Apple’s ‘Arrogance’ Hampering Big Acquisitions: Report

Citing people who have worked on acquisitions with the company, Bloomberg is reporting that Apple has been struggling for years to pull off bigger deals because of its reluctance to work with external advisers like investment banks, and inexperience in closing and integrating large takeovers. Analysts are now saying that Apple needs at least one big acquisition to reach its $50 billion revenue target by 2021, especially in online video streaming.


In 2014, Apple made its biggest deal in its 41-year history, buying Beats Electronics for $3 billion, while its second biggest is $400 million acquisition of NeXT Computer in 1996. In comparison, Facebook in its 13-year history, has made three acquisitions of at least $1 billion, including its $22 billion WhatsApp purchase.

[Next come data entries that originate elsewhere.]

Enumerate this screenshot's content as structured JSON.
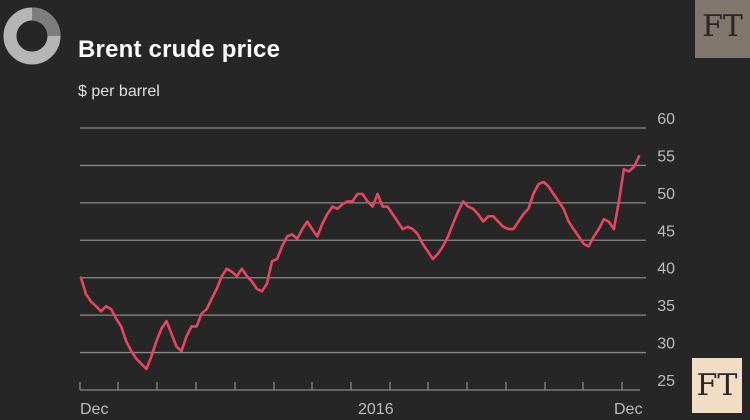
{
  "brand": {
    "logo_text": "FT",
    "series_color": "#e8455f",
    "background": "#262626"
  },
  "chart_data": {
    "type": "line",
    "title": "Brent crude price",
    "subtitle": "$ per barrel",
    "ylim": [
      25,
      60
    ],
    "y_ticks": [
      25,
      30,
      35,
      40,
      45,
      50,
      55,
      60
    ],
    "x_ticks": [
      "Dec",
      "2016",
      "Dec"
    ],
    "grid": true,
    "y_axis_side": "right",
    "series": [
      {
        "values": [
          40,
          37.8,
          36.8,
          36.2,
          35.5,
          36.2,
          35.8,
          34.5,
          33.5,
          31.5,
          30.2,
          29.2,
          28.5,
          27.8,
          29.5,
          31.5,
          33.2,
          34.2,
          32.5,
          30.8,
          30.2,
          32.2,
          33.5,
          33.5,
          35.2,
          35.8,
          37.2,
          38.5,
          40.2,
          41.2,
          40.8,
          40.2,
          41.2,
          40.2,
          39.5,
          38.5,
          38.2,
          39.2,
          42.2,
          42.5,
          44.2,
          45.5,
          45.8,
          45.2,
          46.5,
          47.5,
          46.5,
          45.5,
          47.2,
          48.5,
          49.5,
          49.2,
          49.8,
          50.2,
          50.2,
          51.2,
          51.2,
          50.2,
          49.5,
          51.2,
          49.5,
          49.5,
          48.5,
          47.5,
          46.5,
          46.8,
          46.5,
          45.8,
          44.5,
          43.5,
          42.5,
          43.2,
          44.2,
          45.5,
          47.2,
          48.8,
          50.2,
          49.5,
          49.2,
          48.5,
          47.5,
          48.2,
          48.2,
          47.5,
          46.8,
          46.5,
          46.5,
          47.5,
          48.5,
          49.2,
          51.2,
          52.5,
          52.8,
          52.2,
          51.2,
          50.2,
          49.2,
          47.5,
          46.5,
          45.5,
          44.5,
          44.2,
          45.5,
          46.5,
          47.8,
          47.5,
          46.5,
          50.2,
          54.5,
          54.2,
          54.8,
          56.2
        ]
      }
    ]
  }
}
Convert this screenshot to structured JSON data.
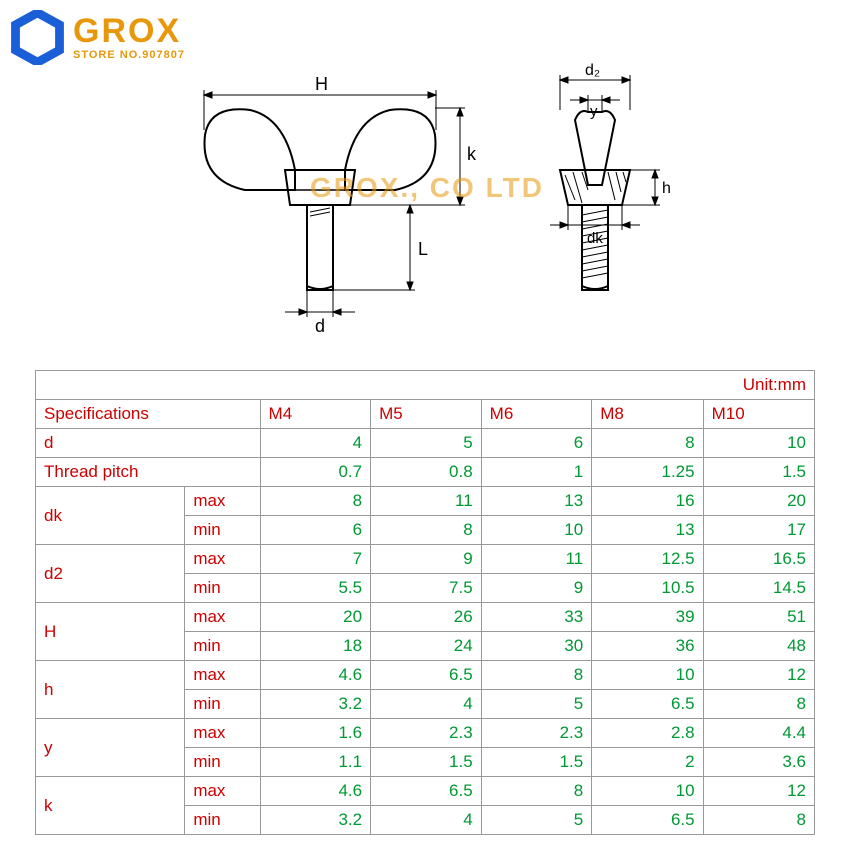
{
  "logo": {
    "main": "GROX",
    "sub": "STORE NO.907807"
  },
  "watermark": "GROX., CO LTD",
  "diagram_labels": {
    "H": "H",
    "d2": "d₂",
    "y": "y",
    "k": "k",
    "h": "h",
    "dk": "dk",
    "L": "L",
    "d": "d"
  },
  "table": {
    "unit_label": "Unit:mm",
    "spec_label": "Specifications",
    "columns": [
      "M4",
      "M5",
      "M6",
      "M8",
      "M10"
    ],
    "rows": [
      {
        "label": "d",
        "sub": null,
        "vals": [
          "4",
          "5",
          "6",
          "8",
          "10"
        ]
      },
      {
        "label": "Thread pitch",
        "sub": null,
        "vals": [
          "0.7",
          "0.8",
          "1",
          "1.25",
          "1.5"
        ]
      },
      {
        "label": "dk",
        "sub": "max",
        "vals": [
          "8",
          "11",
          "13",
          "16",
          "20"
        ]
      },
      {
        "label": "",
        "sub": "min",
        "vals": [
          "6",
          "8",
          "10",
          "13",
          "17"
        ]
      },
      {
        "label": "d2",
        "sub": "max",
        "vals": [
          "7",
          "9",
          "11",
          "12.5",
          "16.5"
        ]
      },
      {
        "label": "",
        "sub": "min",
        "vals": [
          "5.5",
          "7.5",
          "9",
          "10.5",
          "14.5"
        ]
      },
      {
        "label": "H",
        "sub": "max",
        "vals": [
          "20",
          "26",
          "33",
          "39",
          "51"
        ]
      },
      {
        "label": "",
        "sub": "min",
        "vals": [
          "18",
          "24",
          "30",
          "36",
          "48"
        ]
      },
      {
        "label": "h",
        "sub": "max",
        "vals": [
          "4.6",
          "6.5",
          "8",
          "10",
          "12"
        ]
      },
      {
        "label": "",
        "sub": "min",
        "vals": [
          "3.2",
          "4",
          "5",
          "6.5",
          "8"
        ]
      },
      {
        "label": "y",
        "sub": "max",
        "vals": [
          "1.6",
          "2.3",
          "2.3",
          "2.8",
          "4.4"
        ]
      },
      {
        "label": "",
        "sub": "min",
        "vals": [
          "1.1",
          "1.5",
          "1.5",
          "2",
          "3.6"
        ]
      },
      {
        "label": "k",
        "sub": "max",
        "vals": [
          "4.6",
          "6.5",
          "8",
          "10",
          "12"
        ]
      },
      {
        "label": "",
        "sub": "min",
        "vals": [
          "3.2",
          "4",
          "5",
          "6.5",
          "8"
        ]
      }
    ]
  },
  "colors": {
    "label": "#cc0000",
    "value": "#009933",
    "border": "#999999",
    "logo": "#e8970b",
    "hex": "#1a5fd8",
    "background": "#ffffff"
  }
}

Similarly, Google has done four such deals, while Microsoft has completed at least 10. 

Sanford C. Bernstein analyst Toni Sacconaghi believes that Apple needs at least one big acquisition in order to come up with the extra $13 billion in services revenue over the next four years.

Netflix Inc. ended 2016 with sales of less than $9 billion, so even buying that business may not be enough, the analyst said. Other potential blockbuster Apple acquisition targets include Walt Disney Co. and electric carmaker Tesla Inc., Baird analyst William Power wrote in a recent note to clients.

“They’re going to have to pursue something bigger than a Beats-like acquisition,” said Erick Maronak, chief investment officer at Victory Capital Management, which holds Apple stock among its $55 billion under management.

Apple’s deals team is composed of about a dozen people under former Goldman Sachs banker Adrian Perica, and most acquisitions take place at the behest of the company’s engineers.

People familiar with Apple’s acquisition deliberations also revealed that the company dictates terms and tells targets to take it or leave it, betting that the promise of product development support later and the chance of appearing in future iPhones are alluring enough.